La communication phatique se réfère à
ces stades de transition dans lesquels les interlocuteurs pratiquent des conversations
conventionnelles, stéréotypées et triviales
mais qui servent à établir une certaine harmonie et une bonne dynamique communicationnelle entre eux. Dans la phase d’ouverture d’un dialogue, la communication
phatique permet de trouver un langage commun, un champ sémantique partagé de
même qu’à établir des formes de hiérarchie
et des relations entre participants. Dans la
phase de clôture, la communication phatique consolide la nature des rapports entre participants, elle permet de « confirmer » les accords ainsi que ce qui a été abordé lors de la discussion tout en
préparant le terrain pour les interactions à venir.

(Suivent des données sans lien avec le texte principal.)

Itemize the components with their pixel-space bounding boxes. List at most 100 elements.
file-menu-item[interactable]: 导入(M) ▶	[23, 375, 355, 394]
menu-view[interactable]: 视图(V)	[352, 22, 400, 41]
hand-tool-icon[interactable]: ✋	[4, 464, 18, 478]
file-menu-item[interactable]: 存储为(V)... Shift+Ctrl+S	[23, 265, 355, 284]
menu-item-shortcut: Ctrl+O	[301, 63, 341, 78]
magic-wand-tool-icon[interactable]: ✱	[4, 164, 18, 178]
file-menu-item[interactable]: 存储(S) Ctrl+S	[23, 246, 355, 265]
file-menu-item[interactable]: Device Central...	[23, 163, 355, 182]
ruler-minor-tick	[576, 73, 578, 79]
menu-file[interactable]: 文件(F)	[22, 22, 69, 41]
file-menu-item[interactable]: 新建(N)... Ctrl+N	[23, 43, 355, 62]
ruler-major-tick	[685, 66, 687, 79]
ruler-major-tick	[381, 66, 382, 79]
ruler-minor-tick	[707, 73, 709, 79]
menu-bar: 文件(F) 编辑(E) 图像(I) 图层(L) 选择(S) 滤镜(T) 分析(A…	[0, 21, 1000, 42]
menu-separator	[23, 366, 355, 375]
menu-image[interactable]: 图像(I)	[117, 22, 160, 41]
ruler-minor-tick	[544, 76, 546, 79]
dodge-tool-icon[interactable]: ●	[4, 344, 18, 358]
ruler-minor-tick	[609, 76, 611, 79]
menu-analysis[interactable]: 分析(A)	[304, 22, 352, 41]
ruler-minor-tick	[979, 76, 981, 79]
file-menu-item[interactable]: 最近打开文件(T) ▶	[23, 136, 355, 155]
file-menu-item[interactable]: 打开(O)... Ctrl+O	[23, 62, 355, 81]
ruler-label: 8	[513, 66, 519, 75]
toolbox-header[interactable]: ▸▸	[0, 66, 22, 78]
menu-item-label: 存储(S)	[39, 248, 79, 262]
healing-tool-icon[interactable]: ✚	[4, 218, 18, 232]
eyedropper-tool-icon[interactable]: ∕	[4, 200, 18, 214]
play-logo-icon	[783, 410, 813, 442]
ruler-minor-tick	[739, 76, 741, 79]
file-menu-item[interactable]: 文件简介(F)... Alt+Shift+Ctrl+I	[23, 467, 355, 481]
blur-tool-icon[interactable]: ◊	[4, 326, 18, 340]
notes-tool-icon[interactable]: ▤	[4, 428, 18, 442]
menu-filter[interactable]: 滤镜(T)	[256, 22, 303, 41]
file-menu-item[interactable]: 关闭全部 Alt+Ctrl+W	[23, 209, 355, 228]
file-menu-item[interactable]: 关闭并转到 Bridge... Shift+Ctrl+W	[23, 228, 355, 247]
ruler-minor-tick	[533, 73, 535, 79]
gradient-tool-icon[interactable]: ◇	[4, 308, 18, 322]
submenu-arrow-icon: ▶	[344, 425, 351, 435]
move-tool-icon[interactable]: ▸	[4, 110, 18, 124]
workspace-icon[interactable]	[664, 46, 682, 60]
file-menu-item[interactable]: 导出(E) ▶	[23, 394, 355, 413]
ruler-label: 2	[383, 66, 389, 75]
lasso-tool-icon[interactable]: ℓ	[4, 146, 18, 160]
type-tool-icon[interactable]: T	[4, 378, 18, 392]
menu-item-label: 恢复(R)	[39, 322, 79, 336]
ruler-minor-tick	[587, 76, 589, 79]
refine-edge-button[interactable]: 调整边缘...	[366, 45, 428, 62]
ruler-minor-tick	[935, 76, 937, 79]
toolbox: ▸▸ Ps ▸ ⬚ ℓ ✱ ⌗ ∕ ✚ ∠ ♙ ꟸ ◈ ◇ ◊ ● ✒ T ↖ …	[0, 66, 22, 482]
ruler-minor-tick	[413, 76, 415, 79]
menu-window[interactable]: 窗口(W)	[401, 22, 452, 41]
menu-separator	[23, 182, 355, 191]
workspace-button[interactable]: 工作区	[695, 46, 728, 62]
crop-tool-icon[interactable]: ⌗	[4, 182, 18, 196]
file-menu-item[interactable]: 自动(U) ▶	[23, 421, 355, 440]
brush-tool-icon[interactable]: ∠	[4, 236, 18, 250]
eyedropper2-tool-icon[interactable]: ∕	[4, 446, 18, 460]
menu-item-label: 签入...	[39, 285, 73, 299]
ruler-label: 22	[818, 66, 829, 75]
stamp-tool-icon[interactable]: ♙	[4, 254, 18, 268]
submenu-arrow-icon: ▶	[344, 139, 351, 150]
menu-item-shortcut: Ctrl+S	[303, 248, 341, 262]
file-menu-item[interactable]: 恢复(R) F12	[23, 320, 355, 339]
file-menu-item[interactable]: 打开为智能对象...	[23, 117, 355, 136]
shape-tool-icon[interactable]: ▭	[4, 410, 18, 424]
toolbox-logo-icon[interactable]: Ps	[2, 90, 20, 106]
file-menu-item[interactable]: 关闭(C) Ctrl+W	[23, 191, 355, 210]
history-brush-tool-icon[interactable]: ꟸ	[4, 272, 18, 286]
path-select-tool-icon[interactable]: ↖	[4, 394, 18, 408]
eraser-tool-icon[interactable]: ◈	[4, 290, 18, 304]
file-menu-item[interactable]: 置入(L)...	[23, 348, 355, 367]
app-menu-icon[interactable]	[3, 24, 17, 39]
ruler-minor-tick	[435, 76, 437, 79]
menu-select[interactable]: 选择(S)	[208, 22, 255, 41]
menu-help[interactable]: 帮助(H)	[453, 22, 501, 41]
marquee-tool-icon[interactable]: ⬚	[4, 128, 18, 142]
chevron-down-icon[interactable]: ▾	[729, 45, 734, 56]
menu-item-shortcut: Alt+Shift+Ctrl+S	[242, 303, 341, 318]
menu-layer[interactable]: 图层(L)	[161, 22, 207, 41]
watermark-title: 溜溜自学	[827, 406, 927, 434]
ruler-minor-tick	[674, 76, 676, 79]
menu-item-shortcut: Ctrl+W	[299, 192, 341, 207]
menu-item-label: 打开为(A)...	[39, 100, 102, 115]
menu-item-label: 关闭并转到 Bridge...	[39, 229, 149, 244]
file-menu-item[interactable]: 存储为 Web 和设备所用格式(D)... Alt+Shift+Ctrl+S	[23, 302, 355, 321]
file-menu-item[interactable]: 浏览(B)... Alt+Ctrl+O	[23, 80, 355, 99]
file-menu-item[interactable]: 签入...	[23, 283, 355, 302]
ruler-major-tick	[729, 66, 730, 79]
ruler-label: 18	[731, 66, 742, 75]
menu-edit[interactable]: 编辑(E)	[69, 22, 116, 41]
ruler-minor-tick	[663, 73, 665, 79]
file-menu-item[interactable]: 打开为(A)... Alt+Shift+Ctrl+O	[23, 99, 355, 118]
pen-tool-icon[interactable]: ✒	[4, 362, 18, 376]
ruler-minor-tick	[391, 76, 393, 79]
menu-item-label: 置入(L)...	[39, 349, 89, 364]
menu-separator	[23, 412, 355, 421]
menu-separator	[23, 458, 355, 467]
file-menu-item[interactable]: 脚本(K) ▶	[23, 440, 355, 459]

Les environnements multimédias interactifs ne peuvent faire abstraction de
cette communication phatique lors des échanges : si on oublie ces dynamiques,
les interactions peuvent être affectées et perdre de leur efficacité. C’est dans ces
dynamiques que se joue la possibilité d’échanges entre personnes, société et
culture éloignées et c’est ici que se niche le véritable paradoxe du développement
technologique : si une meilleure et toujours plus efficace transmission des données binaires se met en place (comprenant vidéos, images, sons), elle n’est pas
suffisante, en soi, pour garantir une meilleure communication. En ce sens, ce
n’est pas vrai qu’il y a une correspondance directe et linéaire entre le développement technologique et l’amélioration du processus de communication, car sans
une compréhension des dynamiques communicationnelles, dépassant l’outil technique, le processus reste difficile à construire. La communication phatique, de
même que les autres formes de langage corporel et gestuel, sont fondamentales
pour la communication et encore plus dans la collaboration à distance. Sans ce
cycle entre échange d’information et communication phatique, la communication elle-même n’a pas lieu ; les messages restent emprisonnés dans les
émetteurs, provoquant ce que Jean Baudrillard définirait comme l’échange impossible (2001).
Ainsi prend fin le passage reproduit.